Nel primo pomeriggio ci rimettiamo in marcia per raggiungere l’ultima tappa del nostro itinerario prima del rientro a Muskat. Maciniamo ancora chilometri e chilometri (sempre su autostrade nuovissime e che ci sembrano quasi ‘sprecate’ per l’importanza e la fruizione limitata dei posti che collegano), raggiungendo prima del tramonto la località costiera di Ras Al Hadd , circa 240 chilometri a sud della capitale.
Le spiagge sono enormi e pressoché deserte, solo qualche locale accovacciato sulla sabbia (sempre con l’immancabile tunica Kandura che costituisce per noi un certo motivo di disagio (in tutti i luoghi passibili di balneazione, spiagge, laghetti o wadi, abbiamo sempre trovato cartelli che invitano i turisti a coprirsi con un certo decoro, nel rispetto della cultura e tradizione locale).
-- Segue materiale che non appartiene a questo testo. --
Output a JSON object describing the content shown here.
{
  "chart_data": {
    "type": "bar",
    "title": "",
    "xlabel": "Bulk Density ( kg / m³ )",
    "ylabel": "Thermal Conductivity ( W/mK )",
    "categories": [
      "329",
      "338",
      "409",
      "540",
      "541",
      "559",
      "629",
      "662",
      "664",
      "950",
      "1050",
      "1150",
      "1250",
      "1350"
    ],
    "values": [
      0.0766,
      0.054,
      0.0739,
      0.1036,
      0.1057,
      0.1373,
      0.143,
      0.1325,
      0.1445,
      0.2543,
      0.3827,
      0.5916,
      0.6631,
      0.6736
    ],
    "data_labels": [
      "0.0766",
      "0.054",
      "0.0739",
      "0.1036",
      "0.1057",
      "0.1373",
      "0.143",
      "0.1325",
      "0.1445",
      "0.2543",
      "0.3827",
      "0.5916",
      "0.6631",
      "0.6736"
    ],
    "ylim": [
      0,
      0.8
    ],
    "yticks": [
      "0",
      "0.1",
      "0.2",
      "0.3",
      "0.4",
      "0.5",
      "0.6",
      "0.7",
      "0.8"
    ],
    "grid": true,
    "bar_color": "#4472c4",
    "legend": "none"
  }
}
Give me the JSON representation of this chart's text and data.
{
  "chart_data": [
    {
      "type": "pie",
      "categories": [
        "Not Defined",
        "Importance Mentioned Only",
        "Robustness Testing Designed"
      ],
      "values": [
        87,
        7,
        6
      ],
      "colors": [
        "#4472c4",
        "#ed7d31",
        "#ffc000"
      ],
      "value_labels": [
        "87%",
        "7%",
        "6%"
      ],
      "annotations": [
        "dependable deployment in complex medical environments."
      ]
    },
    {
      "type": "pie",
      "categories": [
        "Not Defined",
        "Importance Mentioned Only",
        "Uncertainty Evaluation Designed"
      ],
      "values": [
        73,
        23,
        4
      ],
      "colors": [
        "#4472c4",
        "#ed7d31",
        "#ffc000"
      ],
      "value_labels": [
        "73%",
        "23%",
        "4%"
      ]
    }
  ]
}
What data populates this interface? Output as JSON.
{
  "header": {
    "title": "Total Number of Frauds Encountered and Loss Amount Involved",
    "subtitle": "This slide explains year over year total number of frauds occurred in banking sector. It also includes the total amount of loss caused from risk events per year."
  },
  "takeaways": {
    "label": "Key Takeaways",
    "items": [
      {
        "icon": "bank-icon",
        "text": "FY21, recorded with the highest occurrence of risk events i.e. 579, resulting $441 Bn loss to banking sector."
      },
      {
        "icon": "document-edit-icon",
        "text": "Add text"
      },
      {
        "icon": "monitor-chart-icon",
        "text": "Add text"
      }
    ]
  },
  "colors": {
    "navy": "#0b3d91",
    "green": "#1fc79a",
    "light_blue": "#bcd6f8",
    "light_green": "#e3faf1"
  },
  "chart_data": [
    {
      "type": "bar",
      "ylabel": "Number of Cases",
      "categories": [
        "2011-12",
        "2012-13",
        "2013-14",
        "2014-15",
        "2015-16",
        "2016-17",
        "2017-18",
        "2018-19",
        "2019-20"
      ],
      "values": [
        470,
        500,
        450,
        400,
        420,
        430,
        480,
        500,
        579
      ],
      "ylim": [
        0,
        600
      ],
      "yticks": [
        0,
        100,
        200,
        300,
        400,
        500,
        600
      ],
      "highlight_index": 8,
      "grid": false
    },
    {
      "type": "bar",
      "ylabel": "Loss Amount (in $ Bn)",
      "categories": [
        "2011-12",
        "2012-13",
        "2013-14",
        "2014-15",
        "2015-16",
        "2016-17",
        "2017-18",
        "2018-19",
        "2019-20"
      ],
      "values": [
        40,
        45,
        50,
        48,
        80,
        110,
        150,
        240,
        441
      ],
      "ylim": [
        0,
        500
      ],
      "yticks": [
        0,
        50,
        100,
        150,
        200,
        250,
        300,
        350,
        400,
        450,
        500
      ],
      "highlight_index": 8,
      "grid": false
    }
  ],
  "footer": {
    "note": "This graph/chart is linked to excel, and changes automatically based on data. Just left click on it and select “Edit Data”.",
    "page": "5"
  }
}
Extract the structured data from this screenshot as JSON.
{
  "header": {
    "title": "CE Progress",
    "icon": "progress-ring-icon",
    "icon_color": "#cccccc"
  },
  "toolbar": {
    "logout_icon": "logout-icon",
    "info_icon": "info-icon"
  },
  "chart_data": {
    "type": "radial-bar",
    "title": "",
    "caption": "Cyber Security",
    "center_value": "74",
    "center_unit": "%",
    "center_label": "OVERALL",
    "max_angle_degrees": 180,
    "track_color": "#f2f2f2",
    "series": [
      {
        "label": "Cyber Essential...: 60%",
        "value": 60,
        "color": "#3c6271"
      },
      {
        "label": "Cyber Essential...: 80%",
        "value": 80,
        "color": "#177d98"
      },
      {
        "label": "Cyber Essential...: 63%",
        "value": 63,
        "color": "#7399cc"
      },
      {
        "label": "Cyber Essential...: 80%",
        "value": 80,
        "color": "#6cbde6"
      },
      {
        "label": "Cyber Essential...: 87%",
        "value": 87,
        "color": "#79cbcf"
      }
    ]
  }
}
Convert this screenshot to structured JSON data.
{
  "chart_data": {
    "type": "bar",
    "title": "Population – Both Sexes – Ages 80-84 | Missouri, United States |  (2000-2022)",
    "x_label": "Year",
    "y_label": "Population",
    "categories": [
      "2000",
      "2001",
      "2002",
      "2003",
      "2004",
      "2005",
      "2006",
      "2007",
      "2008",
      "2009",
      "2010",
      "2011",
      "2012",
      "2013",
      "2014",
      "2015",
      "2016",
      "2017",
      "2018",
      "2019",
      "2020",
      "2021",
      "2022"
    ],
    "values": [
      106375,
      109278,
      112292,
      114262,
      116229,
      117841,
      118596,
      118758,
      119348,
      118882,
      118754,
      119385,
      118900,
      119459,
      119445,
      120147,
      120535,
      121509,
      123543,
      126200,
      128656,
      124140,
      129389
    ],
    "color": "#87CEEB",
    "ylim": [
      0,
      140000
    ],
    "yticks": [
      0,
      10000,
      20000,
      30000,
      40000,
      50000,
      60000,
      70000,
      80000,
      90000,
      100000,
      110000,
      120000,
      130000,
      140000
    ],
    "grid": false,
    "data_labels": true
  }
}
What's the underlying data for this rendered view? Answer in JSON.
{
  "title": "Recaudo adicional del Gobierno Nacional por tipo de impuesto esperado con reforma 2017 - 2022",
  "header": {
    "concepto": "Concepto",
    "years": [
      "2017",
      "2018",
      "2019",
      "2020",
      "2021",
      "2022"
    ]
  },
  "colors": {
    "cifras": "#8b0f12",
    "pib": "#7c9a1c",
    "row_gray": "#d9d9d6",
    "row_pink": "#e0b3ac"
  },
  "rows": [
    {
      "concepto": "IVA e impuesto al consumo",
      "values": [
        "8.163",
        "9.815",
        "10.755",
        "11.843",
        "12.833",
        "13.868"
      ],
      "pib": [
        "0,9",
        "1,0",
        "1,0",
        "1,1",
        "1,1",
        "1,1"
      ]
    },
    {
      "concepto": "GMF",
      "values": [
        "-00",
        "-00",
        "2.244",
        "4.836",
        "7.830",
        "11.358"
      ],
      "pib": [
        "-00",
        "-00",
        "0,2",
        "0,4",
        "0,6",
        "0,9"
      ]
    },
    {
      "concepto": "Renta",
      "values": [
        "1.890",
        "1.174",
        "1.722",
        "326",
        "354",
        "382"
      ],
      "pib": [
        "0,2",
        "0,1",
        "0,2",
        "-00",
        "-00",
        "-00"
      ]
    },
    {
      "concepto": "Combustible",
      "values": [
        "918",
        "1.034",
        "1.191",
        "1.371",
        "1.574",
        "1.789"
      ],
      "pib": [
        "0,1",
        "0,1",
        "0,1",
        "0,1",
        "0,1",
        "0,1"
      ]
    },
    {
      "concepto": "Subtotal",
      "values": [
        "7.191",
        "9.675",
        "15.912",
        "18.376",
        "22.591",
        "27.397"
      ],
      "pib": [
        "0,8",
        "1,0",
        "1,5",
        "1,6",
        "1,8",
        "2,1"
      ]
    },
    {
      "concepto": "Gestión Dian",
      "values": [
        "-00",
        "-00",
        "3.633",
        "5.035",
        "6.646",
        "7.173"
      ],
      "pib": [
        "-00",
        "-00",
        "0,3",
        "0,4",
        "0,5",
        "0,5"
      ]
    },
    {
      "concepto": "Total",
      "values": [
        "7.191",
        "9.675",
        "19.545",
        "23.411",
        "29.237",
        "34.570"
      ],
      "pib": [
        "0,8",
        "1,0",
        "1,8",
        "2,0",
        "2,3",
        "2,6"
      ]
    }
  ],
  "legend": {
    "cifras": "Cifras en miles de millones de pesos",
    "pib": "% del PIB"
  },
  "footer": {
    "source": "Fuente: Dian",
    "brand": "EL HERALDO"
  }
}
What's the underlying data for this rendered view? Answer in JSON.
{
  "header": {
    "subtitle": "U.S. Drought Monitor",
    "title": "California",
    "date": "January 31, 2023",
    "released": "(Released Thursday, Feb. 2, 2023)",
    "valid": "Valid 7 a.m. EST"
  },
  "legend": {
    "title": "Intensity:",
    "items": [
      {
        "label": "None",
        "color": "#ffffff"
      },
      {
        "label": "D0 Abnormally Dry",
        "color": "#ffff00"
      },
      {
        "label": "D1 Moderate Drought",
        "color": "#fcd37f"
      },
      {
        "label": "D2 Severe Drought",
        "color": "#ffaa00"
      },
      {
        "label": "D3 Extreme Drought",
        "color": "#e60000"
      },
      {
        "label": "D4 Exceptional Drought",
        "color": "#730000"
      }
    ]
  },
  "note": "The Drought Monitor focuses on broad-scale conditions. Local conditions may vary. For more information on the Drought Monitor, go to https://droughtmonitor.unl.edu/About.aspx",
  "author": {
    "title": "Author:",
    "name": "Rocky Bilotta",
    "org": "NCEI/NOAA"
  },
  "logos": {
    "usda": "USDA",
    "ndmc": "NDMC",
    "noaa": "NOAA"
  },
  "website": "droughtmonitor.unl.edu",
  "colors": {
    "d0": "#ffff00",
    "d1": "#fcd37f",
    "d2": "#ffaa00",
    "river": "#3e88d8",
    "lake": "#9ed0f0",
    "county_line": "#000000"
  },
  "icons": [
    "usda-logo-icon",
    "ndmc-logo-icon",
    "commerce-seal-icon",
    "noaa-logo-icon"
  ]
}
Il tramonto è bellissimo, l’acqua del mare è cristallina, anche se la poca luce del pomeriggio inoltrato non rende giustizia ai colori azzurro-turchese che scopriremo la mattina seguente con un giro in barca lungo la costa.
Il nostro Alberto ha preso contatti con una guida locale, un ragazzone estroverso e chiacchierone, con il quale risulta difficile non simpatizzare. A lui il compito di organizzarci una delizioso barbecue serale di pesce appena tirato dalle reti, sistemandoci al meglio su una tavolata di travi improvvisata. Ma la vera ciliegina è il dopocena: tutti a bordo del suo sgangherato pick up, impregnato dell’odore del pescato e di nafta, alla ricerca lungo l’esteso litorale delle tartarughe intente alla deposizione delle uova e della schiusa di altre deposte nei mesi precedenti. Un solo rammarico: non avere potuto riprendere adeguatamente lo spettacolo cui abbiamo assistito, essendo rigorosamente vietato dai rangers della riserva di fare luce con l’utilizzo dei flash.
Ci svegliamo carichi e riposati per l’ultimo giorno del nostro tour, che comincia con una gita in barca alla ricerca dei delfini (che però non incontriamo). In compenso ammiriamo scorci incontaminati di spiagge bianche deserte, sullo sfondo del colore ocra delle rocce circostanti e del deserto, circondate da un mare con le graduazioni turchesi tipico delle più belle spiagge tropicali. Abbiamo il tempo di una doccia e di chiudere i bagagli, mettendo da parte o nello zaino a mano i vestiti che indosseremo a notte inoltrata in aeroporto, prima del volo notturno che ci ricondurrà in Italia.